Tax planning for individuals and small businesses
If you didn’t get the full Economic Impact Payment, you may be eligible to claim the Recovery Rebate Credit

As an Enrolled Agent authorized to practice before the Internal Revenue Service, the principal of the firm can handle a variety of tax situations, both for individuals as well as corporate entities. 

Planning in antricipation of tax consequences avoids or mitigates situations that could otherwise prove very expensive when tax returns are filed.  Should I borrow from my 403(b) account?  How should I setup my new business?  These are some of the questions that arise from circumstances involving your goals.

Tax preparation services include the filing of:

  • Form 1040 Individuals
  • Form 1120C Corporations
  • Form 1120S S-Corporations
  • Form 990 Exempt Organizations

1120C Entities keep their financial operating results entirely with the company, paying and reporting dividends to shareholders.  1120S companies pass their results through to the personal returns (1040) of the owners of the firm.

If you have a business you should take advantage of tax qualified retirement plans. (A new window will open if you clck the link, but this page will still be available for viewing).
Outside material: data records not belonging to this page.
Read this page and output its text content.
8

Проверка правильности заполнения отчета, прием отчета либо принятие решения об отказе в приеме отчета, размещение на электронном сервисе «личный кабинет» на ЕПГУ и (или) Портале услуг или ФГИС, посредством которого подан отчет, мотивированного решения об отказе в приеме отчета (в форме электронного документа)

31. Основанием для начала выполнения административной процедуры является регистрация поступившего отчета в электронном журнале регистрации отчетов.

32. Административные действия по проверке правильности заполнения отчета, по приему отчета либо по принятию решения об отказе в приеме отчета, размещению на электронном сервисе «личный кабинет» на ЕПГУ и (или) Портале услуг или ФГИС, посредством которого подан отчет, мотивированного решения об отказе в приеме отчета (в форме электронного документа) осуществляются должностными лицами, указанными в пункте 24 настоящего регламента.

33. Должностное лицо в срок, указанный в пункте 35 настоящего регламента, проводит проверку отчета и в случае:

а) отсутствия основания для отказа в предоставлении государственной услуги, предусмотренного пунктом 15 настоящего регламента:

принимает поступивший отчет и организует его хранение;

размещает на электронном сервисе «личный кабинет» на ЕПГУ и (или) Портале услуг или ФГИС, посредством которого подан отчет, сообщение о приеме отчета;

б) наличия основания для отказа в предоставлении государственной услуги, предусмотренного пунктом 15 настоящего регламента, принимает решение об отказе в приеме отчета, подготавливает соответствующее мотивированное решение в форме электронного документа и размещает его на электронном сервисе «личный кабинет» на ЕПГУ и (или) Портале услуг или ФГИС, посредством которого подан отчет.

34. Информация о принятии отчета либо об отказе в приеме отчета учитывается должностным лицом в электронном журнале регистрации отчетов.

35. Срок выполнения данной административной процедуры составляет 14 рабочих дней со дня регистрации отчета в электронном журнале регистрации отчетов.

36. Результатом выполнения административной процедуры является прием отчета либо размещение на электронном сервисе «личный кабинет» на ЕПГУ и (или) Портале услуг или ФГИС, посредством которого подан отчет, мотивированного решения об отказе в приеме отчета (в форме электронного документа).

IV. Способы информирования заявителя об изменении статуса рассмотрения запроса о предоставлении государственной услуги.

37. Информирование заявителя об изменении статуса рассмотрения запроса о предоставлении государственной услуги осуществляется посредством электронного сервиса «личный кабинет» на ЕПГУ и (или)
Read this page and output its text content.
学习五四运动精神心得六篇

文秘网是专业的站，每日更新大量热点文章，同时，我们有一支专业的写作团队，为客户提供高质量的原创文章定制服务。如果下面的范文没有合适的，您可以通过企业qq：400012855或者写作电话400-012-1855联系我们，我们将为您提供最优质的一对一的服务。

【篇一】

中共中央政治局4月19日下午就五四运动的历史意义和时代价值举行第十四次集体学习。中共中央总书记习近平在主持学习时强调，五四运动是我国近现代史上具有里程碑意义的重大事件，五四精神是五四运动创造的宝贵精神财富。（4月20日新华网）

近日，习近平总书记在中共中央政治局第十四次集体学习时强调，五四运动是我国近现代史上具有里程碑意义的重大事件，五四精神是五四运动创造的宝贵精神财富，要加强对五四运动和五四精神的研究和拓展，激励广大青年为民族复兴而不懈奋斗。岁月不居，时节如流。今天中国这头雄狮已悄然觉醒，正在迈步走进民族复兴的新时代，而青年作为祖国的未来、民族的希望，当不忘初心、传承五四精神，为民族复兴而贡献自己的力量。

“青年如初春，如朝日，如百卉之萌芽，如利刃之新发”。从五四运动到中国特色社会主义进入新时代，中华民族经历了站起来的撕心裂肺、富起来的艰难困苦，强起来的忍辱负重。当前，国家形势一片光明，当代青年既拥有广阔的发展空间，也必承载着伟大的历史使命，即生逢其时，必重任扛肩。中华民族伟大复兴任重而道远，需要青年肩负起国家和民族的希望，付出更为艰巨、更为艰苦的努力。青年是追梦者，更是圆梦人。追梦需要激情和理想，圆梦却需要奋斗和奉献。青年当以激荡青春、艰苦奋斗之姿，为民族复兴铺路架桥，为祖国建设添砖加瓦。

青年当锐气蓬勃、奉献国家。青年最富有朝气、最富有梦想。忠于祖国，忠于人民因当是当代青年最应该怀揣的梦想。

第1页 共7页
Your business does not have to be incorporated to take advantage of these plans since they are available to self-employed individuals.

  • Payroll Deduction IRA - The employer does not need to adopt a retirement; just allow its employees to contribute to an IRA through payroll deductions, providing a simple and direct way for employees to save. The employee always makes the decisions about whether, when, and how much to contribute to the IRA.  The contribution limit is $5,500 for 2017 and 2018 ($6,500 if age 50 or older).
  • Simplified Employee Pension Plan (SEP IRA) - A SEP plan allows employers to set up SEP IRAs for themselves and their employees. Employers generally must contribute a uniform percentage of pay for each employee, although they do not have to make contributions every year. Employer contributions are limited to the lesser of 25 percent of pay or $54,000 for 2017 and $55,000 for 2018. You decide how much to put into a SEP each year – offering you some flexibility when business conditions vary.